Kami mempertanyakan dengan Walikota memperbolehkan pemasangan reklame yang masif ini, siapakah pihak yang diuntungkan? Apakah demi meraup keuntungan sebesar-besarnya bagi pihak tertentu sehingga harus mengorbankan estetika dan keindahan Kota Surabaya?
Informasi yang kami dapatkan, para pelaku usaha billboard dan reklame semua diperbolehkan memasang billboard dan reklame di jalu hijau dan fasilitas umum lain termasuk di kawasan cagar budaya, cukup dengan mengirim surat ke Walikota saja karena bila tidak ada kepentingan seharusnya melalui mekanisme tender. Namun bagaimanapun mekanisme yang ditempuh kami tetap menolak berdirinya ratusan “pohon-pohon” reklame tersebut.
Oleh karena itu, kami kembali tegaskan, bahwa kami MENUNTUT agar Keputusan Walikota Surabaya nomor 100.3.3.3/208/436.1.2/2024 tanggal 20 Agustus harus DICABUT dan DIBATALKAN.
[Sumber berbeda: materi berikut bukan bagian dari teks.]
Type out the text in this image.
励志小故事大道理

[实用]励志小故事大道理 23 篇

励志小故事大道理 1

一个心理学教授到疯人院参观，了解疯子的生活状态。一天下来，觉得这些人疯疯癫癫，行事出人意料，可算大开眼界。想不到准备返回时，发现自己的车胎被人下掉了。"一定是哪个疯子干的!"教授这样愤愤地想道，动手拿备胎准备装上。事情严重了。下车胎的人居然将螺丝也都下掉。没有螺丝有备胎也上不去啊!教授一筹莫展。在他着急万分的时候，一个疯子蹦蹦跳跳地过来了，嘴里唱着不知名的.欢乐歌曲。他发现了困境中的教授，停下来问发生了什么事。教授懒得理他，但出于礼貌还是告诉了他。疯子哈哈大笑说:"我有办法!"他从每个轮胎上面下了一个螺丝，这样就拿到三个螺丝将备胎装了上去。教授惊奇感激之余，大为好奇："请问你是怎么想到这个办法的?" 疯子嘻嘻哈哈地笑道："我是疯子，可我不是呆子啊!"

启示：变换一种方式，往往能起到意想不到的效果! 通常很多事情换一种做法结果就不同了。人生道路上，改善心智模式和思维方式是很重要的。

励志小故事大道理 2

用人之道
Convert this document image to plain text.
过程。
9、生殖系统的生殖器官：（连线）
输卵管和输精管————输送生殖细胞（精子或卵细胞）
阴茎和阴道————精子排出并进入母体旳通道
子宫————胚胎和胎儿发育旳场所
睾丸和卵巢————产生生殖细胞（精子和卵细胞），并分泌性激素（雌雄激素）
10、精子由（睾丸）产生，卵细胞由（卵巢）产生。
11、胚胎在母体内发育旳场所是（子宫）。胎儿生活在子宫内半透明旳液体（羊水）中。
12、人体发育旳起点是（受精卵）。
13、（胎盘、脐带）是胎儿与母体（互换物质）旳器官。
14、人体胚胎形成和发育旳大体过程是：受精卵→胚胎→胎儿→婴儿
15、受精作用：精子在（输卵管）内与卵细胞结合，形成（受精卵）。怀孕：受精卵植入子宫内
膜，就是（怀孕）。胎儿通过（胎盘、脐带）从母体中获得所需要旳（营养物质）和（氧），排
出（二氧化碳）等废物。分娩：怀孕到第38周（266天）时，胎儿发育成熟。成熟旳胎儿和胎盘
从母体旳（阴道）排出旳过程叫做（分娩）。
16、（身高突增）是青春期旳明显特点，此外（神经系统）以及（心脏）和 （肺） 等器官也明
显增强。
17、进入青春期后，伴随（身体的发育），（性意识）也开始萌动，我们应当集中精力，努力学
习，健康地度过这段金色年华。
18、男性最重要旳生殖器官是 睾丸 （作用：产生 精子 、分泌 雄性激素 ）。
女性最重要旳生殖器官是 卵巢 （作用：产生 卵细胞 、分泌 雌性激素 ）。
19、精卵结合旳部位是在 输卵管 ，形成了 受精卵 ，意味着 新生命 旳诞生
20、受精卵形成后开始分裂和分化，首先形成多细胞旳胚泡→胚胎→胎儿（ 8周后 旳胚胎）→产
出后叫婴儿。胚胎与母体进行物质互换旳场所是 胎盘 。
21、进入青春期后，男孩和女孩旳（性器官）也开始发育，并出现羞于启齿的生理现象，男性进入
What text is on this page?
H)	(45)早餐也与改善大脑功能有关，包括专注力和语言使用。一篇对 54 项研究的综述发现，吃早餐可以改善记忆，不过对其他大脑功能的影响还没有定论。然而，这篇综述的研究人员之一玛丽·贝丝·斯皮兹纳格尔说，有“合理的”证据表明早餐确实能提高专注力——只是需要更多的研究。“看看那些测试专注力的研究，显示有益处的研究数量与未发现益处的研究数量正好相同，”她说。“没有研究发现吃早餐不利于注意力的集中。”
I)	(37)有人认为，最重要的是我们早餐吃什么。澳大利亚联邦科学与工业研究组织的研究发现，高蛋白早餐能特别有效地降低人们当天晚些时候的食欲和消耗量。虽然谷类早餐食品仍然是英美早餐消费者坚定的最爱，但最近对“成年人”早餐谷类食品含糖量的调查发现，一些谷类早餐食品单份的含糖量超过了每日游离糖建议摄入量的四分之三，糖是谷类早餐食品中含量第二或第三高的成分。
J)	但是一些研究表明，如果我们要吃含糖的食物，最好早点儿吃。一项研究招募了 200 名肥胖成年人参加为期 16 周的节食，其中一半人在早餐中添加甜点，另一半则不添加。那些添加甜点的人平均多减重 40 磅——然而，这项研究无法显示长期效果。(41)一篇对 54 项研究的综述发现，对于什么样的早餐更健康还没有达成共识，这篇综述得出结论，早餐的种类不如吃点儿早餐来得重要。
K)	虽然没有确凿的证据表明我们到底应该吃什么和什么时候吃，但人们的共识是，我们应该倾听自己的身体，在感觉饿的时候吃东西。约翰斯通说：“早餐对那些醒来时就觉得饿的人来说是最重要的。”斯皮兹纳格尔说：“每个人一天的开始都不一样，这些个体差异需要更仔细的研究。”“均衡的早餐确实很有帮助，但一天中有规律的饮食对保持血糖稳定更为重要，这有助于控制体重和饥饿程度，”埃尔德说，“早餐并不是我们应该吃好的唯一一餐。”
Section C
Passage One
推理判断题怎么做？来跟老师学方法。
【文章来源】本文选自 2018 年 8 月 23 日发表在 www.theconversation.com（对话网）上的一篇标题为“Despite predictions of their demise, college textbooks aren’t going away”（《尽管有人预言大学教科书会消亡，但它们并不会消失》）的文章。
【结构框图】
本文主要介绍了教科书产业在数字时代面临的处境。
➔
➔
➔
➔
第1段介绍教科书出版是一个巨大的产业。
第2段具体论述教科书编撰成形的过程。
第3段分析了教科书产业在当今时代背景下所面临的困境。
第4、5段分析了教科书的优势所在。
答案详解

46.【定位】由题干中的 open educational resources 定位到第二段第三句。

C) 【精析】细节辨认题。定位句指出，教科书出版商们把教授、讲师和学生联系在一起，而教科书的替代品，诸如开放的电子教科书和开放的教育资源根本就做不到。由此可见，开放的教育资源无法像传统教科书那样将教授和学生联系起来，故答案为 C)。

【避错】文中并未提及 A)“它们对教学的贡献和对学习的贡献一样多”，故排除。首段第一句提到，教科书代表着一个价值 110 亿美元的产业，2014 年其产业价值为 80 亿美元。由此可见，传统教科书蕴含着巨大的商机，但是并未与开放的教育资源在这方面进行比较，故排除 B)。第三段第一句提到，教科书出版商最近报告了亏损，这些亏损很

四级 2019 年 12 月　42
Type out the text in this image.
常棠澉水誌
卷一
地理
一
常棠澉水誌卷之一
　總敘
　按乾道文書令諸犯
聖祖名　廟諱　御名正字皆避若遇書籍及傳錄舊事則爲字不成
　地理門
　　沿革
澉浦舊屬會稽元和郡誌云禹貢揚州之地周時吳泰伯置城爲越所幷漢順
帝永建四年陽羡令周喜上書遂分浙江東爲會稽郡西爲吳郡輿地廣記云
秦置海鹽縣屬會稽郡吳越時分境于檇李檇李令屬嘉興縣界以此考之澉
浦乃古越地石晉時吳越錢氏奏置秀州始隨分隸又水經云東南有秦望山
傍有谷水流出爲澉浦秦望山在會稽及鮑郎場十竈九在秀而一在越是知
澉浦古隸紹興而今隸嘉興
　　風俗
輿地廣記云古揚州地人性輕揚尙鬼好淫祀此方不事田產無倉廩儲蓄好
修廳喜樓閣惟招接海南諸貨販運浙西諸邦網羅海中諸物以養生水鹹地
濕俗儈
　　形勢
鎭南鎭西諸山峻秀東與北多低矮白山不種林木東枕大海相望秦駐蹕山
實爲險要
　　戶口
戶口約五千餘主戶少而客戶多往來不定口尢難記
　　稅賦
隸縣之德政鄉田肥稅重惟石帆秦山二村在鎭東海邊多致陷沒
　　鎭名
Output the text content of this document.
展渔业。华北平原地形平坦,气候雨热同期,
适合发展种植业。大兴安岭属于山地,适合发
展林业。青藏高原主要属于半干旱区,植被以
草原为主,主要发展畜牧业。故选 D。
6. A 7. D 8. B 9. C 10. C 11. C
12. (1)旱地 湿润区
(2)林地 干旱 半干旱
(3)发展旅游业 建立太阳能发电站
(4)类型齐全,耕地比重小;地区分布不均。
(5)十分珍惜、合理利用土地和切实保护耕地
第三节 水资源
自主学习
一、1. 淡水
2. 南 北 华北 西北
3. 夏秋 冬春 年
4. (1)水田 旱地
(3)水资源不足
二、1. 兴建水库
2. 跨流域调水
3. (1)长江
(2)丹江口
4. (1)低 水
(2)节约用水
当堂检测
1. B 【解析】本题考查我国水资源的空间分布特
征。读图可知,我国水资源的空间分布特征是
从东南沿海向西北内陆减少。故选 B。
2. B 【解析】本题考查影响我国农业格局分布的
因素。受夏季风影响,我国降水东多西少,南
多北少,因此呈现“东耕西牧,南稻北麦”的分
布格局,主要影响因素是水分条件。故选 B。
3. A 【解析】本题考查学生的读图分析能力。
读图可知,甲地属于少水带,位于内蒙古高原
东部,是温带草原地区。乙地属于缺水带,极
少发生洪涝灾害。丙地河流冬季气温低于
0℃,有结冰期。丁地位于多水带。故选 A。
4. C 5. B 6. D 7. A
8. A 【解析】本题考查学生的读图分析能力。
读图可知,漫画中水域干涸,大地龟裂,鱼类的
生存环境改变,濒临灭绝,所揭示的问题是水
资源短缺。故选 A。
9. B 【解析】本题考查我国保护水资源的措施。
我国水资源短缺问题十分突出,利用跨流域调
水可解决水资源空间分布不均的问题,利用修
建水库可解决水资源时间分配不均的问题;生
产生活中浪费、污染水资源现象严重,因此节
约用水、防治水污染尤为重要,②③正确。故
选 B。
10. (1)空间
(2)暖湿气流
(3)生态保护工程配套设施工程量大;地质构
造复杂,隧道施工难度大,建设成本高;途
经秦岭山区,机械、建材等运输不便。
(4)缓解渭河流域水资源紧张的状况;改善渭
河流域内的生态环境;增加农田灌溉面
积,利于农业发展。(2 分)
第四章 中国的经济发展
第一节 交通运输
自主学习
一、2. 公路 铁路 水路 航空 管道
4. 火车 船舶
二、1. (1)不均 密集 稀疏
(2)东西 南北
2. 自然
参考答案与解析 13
Apabila tuntutan kami di atas tidak dipenuhi, maka AYO !!! AREK-AREK SUROBOYO DAN SELURUH MASYARAKAT KOTA SURABAYA terpaksa kita tidak memilih Bapak Eri Cahyadi ST., MT, sebagai Walikota Surabaya untuk kedua kalinya. Kita akan pilih Kotak Kosong sebagai Walikota yang tidak merusak estetika Kota Surabaya dan yang menghargai serta menjaga cagar budaya, pedestrian, taman, dan jalur hijau di Kota Surabaya.
Demikian surat terbuka ini kami buat dengan sebenar-benarnya, didasari atas hatu nurani yang bersih tanpa kepentingan apapun selain terjaganya Kota Surabaya yang kami cintai. Terima kasih.
Surabaya, 17 Oktoner 2024.
Terbitnya Surat Keputusan Walikota Surabaya nomor 00.3.3.3/208/436.1.2/2024 juga dikecam oleh Lembaga Seniman Dan Budayawan Muslimin Indonesia (LESBUMI), yaitu Organisasi yang bernaung di bawah Nahdlatul Ulama (NU).
Ketua LESBUMI PCNU Surabaya, Luqman Hakim dengan tegas menyatakan bahwa pihaknya menolak Surabaya jadi “hutan” reklame. Dia menilai, Surabaya yang dikenal sebagai kota jasa dan perdagangan, harus memiliki ruang hijau supaya tatanan kota Surabaya lebih elok dipandang masyarakat terutama wisatawan yang berkunjung ke Kota Surabaya.
Begitu juga dengan penataan reklame. Luqman Hakim setuju jika titik reklame diletakkan di pusat perbelanjaan bukan di arena ruang terbuka hijau. Apalagi, pusat bersejarah di Surabaya.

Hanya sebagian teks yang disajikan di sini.